Il sindaco Alberto Felice De Toni prosegue il suo tour nelle circoscrizioni, una serie di visite pensate per “ascoltare i quartieri” ma che, secondo le opposizioni, somigliano sempre più a una campagna permanente. Ogni tappa diventa infatti occasione per rilanciare critiche sulla gestione della città: dai ritardi sulle manutenzioni ai dossier fermi, fino alla mancanza di una visione complessiva.
Nel centrodestra e nelle civiche cresce l’idea che il sindaco stia preparando il terreno per un futuro politico lontano da Udine. In ambienti del Consiglio si parla apertamente di un possibile trasloco a Roma, con De Toni interessato a una candidatura parlamentare nella prossima tornata elettorale.

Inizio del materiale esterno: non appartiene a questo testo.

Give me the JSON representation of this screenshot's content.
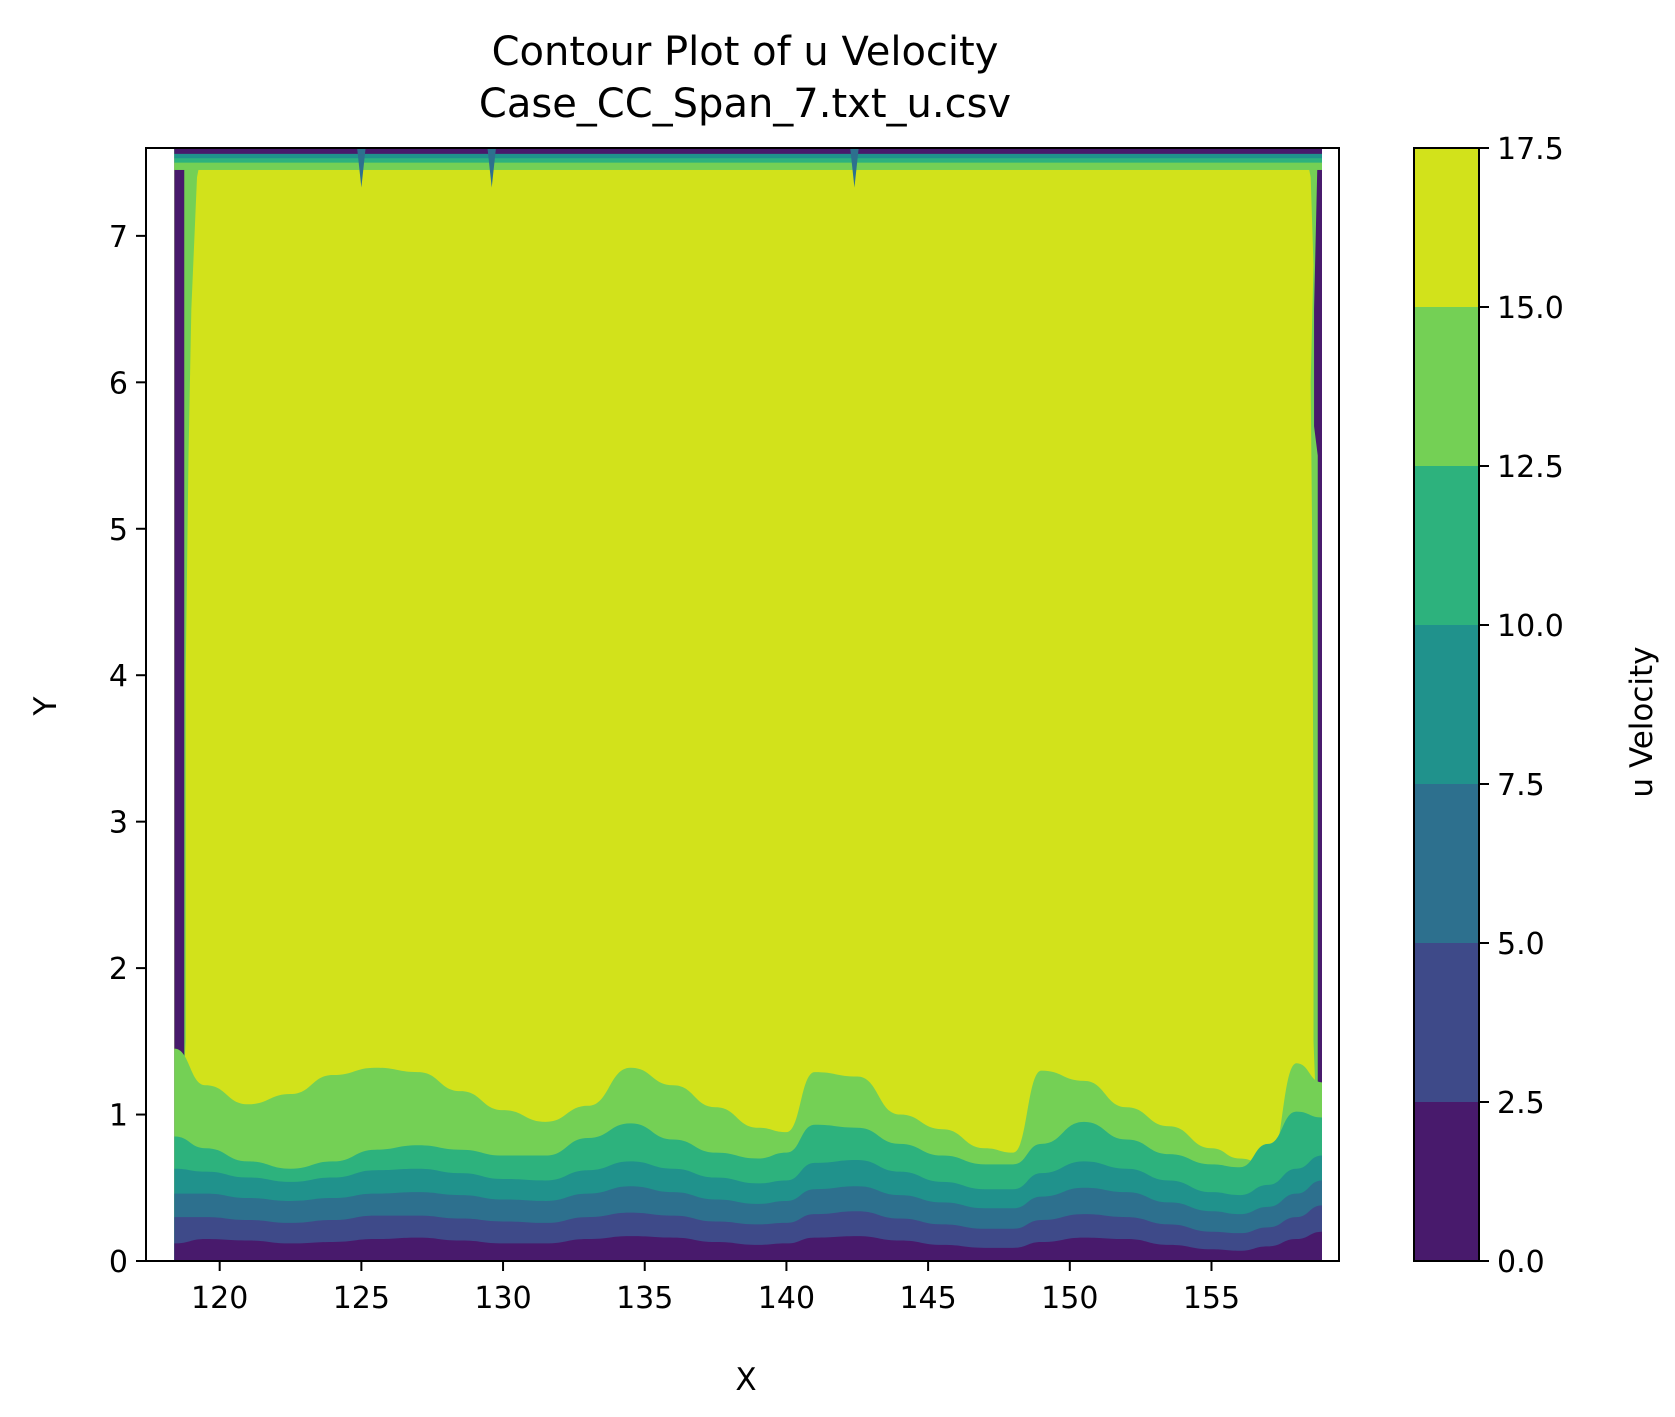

Intanto, nel campo del centrosinistra, si moltiplicano le ipotesi sul “dopo De Toni”: molti indicano il vicesindaco Venanzi come naturale erede, mentre altri guardano alla consigliera regionale Celotti, figura considerata solida e spendibile in un eventuale rimpasto di leadership.
Le opposizioni promettono di vigilare: «Le circoscrizioni meritano risposte, non passerelle», attaccano. E il clima politico in città si fa ogni giorno più teso.